(Vancouver) A stronger economy in 1999 will mean a much smaller deficit for 1999/00, creating room in the 2000 Budget for progressive policy choices, the Canadian Centre for Policy Alternatives said today in a briefing with Finance Minster Paul Ramsey.

“We are recommending a bold commitment to an anti-poverty strategy,” said CCPA-BC Director Seth Klein. “Such a strategy should increase the minimum wage and reform BC Benefits by increasing welfare rates and ending the clawback of the Child Tax Benefit for families on social assistance.” The CCPA strategy also recommends building and supporting new social housing, and targeting funds towards Vancouver’s Downtown Eastside.

An anti-poverty strategy is essential in the face of rising poverty rates. In 1997, the percentage of British Columbians considered to be low income grew to 18.2% from 16.5% in 1992. Economic conditions and government cutbacks have also made life more difficult for those living at the bottom of the income ladder.

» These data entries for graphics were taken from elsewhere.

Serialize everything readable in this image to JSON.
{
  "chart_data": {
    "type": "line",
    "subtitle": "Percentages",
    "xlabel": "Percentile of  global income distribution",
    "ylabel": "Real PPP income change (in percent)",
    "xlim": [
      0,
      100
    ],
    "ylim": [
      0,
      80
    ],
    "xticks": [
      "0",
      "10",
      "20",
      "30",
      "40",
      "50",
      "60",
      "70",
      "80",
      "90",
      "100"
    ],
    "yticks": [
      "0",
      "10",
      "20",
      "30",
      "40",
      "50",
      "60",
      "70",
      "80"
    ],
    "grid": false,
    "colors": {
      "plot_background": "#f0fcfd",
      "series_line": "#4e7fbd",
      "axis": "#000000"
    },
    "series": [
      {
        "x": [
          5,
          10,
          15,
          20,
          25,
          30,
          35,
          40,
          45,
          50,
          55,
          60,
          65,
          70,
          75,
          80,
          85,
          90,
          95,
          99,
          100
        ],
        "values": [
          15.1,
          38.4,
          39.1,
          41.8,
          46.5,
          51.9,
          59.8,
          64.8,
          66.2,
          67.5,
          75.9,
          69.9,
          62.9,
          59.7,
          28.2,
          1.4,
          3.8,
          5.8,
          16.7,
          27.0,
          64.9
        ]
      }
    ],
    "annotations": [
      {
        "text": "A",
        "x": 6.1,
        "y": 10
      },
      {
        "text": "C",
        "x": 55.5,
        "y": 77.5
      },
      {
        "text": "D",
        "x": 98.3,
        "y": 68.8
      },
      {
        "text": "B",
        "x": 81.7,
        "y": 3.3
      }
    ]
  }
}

The CCPA also called for protection and expansion of the public sector through first-year funding of a multi-year plan to bring child care into the public sector, while countering trends towards privatization and contracting out, particularly in regard to health care and education.

The CCPA argued against tax cuts for upper income earners, instead calling for a number of revenue-neutral measures to increase the progressivity of the tax system.

“Tax cuts for upper income earners would be a moral outrage given the situation facing the province’s poorest citizens,” said CCPA Research Economist Marc Lee.

On the fiscal side, the CCPA recommended that the government cap the increase in provincial debt-to-GDP at 23.9%. With stronger economic growth expected in 2000 and 2001, the province clearly has room to increase spending in key areas of social support that have been eroded in the 1990s.